The Bush Doctrine
ABM, Kyoto, and the New American Unilateralism
Jun 4, 2001, Vol. 6, No. 36 • By CHARLES KRAUTHAMMER
Liberal critics argue that a missile defense would launch a new arms race, with the Russians building new warheads to ensure that they could overcome our defenses. The response of the Bush administration is: So what? If the Russians want to waste what little remains of their economy on such weapons, let them. These nukes are of no use. Whether or not Russia builds new missiles, no American defense will stop a massive Russian first strike anyway. And if Russia decides to enlarge its already massive second strike capacity, in a world in which the very idea of a first strike between us and the Russians is preposterous, then fine again.
The premises underlying the new Bush nuclear doctrine are simple: (1) There is no Soviet Union. (2) Russia -- no longer either a superpower or an enemy, and therefore neither a plausibly viable nor an ideological threat -- does not count. (3) Therefore, the entire structure of bilateral arms control, both offensive and defensive, which was an American obsession during the last quarter-century of the Cold War, is a useless relic. Indeed, it is seriously damaging to American security.
Henceforth, America will build the best weaponry it can to meet its needs. And those needs are new. The coming threat is not from Russia, but from the inevitable proliferation of missiles into the hands of heretofore insignificant enemies.
Critics can downplay and discount one such threat or another. North Korea, they say, is incapable of building an intercontinental ballistic missile. (They were saying that right up to the time when it launched a three-stage rocket over Japan in 1998.) Or they will protest that Iraq cannot possibly build an effective nuclear capacity clandestinely. They are wrong on the details, but, even more important, they are wrong in principle: Missile technology is to the 21st century what airpower was to the 20th. In 1901, there was not an airplane in the world. Most people did not think a heavier-than-air machine could in theory ever fly. Yet 38 years later, the world experienced the greatest war in history, whose outcome was crucially affected by air power and air defenses in a bewildering proliferation of new technologies: bombers, fighters, transports, gliders, carriers, radar.
It is inconceivable that 38 years from now, we will not be living in a world where missile technology is equally routine, and thus routinely in the hands of bad guys.
It is therefore inexplicable why the United States should not use its unique technology to build the necessary defense against the next inevitable threat.
Yet for eight years, the U.S. government did nothing on the grounds that true safety lay in a doctrine (mutually assured destruction) and a treaty (the antiballistic missile treaty) that codifies it. The logic of MAD is simple: If either side can always launch a second strike against the other, then neither side will ever launch a first. And because missile defenses cast doubt on the efficacy of a second strike capacity, they make the nuclear balance more unstable.
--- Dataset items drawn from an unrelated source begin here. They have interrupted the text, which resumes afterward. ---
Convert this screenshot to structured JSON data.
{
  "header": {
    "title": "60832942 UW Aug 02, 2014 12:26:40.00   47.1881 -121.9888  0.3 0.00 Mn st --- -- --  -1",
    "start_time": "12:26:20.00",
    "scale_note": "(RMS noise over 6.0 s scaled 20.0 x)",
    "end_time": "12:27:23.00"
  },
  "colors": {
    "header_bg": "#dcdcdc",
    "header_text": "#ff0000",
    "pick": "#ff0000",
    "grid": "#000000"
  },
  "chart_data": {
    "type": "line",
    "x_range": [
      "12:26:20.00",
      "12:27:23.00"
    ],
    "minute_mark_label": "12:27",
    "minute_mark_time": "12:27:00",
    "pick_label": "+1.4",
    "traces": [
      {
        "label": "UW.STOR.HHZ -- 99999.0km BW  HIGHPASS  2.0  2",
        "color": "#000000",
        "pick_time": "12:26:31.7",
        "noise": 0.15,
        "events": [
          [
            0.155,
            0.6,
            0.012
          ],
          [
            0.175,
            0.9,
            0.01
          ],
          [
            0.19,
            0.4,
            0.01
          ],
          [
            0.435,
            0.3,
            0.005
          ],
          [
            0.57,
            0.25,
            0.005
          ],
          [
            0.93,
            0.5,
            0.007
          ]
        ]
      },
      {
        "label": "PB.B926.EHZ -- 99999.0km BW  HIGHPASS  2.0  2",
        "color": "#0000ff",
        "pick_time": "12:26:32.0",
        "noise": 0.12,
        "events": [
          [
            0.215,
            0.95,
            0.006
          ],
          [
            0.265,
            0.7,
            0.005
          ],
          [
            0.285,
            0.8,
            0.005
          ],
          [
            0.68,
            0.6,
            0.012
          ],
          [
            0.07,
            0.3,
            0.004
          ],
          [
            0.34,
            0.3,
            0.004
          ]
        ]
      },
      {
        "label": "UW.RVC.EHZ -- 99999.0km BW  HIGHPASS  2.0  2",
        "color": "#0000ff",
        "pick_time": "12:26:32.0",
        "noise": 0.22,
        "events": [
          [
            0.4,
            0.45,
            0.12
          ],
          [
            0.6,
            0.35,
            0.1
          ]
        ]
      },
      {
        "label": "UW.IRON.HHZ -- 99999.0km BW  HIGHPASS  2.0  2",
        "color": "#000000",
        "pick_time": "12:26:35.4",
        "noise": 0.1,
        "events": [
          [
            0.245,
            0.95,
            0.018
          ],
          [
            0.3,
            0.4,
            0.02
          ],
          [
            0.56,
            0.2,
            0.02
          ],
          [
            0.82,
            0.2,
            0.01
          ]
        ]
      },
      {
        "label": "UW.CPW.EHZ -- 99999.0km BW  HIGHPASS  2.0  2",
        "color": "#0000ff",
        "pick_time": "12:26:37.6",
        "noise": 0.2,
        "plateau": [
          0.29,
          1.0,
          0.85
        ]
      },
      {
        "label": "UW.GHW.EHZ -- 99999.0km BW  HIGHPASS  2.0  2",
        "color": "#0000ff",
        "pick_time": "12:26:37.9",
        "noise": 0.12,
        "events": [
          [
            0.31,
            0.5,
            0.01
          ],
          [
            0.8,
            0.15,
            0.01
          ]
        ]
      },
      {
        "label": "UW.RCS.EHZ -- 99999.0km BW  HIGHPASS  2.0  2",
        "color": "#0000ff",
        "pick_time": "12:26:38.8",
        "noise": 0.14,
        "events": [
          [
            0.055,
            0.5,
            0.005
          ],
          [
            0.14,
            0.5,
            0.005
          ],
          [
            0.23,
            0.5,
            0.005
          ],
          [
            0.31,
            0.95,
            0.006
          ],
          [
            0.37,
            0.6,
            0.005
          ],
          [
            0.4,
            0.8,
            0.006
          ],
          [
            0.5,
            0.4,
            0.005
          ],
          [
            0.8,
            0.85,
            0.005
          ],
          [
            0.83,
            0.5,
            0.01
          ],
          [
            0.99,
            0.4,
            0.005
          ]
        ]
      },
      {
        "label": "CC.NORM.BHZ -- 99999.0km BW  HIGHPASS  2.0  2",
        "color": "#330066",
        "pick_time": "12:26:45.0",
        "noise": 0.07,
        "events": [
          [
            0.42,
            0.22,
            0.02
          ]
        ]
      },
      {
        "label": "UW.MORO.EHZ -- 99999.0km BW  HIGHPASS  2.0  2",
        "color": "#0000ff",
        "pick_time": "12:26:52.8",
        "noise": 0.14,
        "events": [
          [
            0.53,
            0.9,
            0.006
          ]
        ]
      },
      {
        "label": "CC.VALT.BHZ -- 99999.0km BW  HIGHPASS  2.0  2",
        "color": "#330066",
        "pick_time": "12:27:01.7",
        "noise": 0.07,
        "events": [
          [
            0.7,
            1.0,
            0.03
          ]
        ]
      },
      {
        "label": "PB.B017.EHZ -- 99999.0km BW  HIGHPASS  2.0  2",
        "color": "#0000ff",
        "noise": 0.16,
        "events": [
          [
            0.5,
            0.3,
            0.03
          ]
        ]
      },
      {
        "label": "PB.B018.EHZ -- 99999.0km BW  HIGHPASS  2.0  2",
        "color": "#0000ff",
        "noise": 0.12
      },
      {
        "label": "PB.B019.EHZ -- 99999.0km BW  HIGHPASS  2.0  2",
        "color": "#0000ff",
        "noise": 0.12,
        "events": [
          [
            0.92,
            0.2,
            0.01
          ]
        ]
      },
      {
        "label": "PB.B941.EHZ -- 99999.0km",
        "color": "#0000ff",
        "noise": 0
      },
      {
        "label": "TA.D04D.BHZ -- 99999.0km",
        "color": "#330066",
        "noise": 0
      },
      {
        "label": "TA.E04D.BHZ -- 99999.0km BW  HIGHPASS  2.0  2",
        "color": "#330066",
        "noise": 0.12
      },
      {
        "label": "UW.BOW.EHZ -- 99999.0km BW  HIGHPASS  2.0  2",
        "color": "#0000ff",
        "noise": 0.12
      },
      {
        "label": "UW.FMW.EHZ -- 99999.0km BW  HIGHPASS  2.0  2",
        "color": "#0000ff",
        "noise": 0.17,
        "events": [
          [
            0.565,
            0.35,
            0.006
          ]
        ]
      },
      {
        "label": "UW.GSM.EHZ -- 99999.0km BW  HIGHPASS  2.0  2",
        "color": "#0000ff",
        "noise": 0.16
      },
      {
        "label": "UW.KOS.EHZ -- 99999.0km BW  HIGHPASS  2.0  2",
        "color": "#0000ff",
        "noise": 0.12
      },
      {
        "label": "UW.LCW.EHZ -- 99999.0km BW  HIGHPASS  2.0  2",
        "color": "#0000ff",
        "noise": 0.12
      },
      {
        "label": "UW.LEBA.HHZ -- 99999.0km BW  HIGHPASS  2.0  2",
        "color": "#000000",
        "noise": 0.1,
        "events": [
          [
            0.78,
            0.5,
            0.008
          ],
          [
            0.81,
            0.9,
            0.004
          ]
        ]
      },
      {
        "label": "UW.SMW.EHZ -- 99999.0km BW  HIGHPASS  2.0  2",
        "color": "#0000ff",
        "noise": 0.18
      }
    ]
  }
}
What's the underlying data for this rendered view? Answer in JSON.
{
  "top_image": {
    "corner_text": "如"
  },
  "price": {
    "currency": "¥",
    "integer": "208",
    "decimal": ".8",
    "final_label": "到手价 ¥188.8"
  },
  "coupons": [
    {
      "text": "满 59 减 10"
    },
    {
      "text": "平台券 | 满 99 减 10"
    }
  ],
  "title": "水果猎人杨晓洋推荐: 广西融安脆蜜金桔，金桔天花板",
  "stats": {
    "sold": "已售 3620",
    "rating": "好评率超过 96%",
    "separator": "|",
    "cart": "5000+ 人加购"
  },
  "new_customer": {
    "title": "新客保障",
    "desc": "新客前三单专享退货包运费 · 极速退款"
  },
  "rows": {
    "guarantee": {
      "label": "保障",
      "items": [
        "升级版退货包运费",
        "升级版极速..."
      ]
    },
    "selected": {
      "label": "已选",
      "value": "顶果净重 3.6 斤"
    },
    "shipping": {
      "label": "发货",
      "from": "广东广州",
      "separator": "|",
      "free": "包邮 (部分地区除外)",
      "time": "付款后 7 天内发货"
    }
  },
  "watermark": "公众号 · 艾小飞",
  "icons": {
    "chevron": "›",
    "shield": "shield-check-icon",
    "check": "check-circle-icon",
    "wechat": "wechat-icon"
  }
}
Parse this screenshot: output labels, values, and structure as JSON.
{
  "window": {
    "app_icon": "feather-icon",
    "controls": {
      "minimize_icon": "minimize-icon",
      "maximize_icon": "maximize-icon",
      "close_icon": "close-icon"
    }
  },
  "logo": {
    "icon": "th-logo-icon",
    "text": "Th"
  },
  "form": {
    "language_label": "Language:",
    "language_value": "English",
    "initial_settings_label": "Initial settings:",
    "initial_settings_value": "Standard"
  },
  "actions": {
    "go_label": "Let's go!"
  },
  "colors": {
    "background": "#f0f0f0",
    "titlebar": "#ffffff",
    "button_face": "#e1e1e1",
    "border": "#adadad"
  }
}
This argument against missile defense was plausible during the Cold War. True, it hinged on the very implausible notion of a first strike. But at the time, the United States and the Soviet Union were mortal ideological enemies. We came close enough in Berlin and Cuba to know that war was plausible. But even then the idea of a first strike remained quite fantastic because it meant initiating the most destructive war in human history.
Today, the idea of Russia or America launching a bolt from the blue is merely absurd. Russia does not define itself as our existential adversary. It no longer sees its mission as the abolition of our very way of life. We no longer are nose-to-nose in flashpoints like Berlin. Ask yourself: Did you ever in the darkest days of the Cold War lie awake at night wondering whether Britain or France or Israel had enough of a second strike capacity to deter an American first strike against them? Of course not. Nuclear weapons are not in themselves threats. They become so in conditions of extreme hostility. It all depends on the intent of the political authorities who control them. A Russian or an American first strike? We are no longer contending over the fate of the earth, over the future of Korea and Germany and Europe. Our worst confrontation in the last decade was over the Pristina airport!
What about China? The fallback for some missile defense opponents is that China will feel the need to develop a second strike capacity to overcome our defenses. But this too is absurd. China does not have a second strike capacity. It has never had a second strike capacity. If it has never had one in the absence of an American missile defense, why should the construction of an American missile defense create a crisis of strategic instability between us?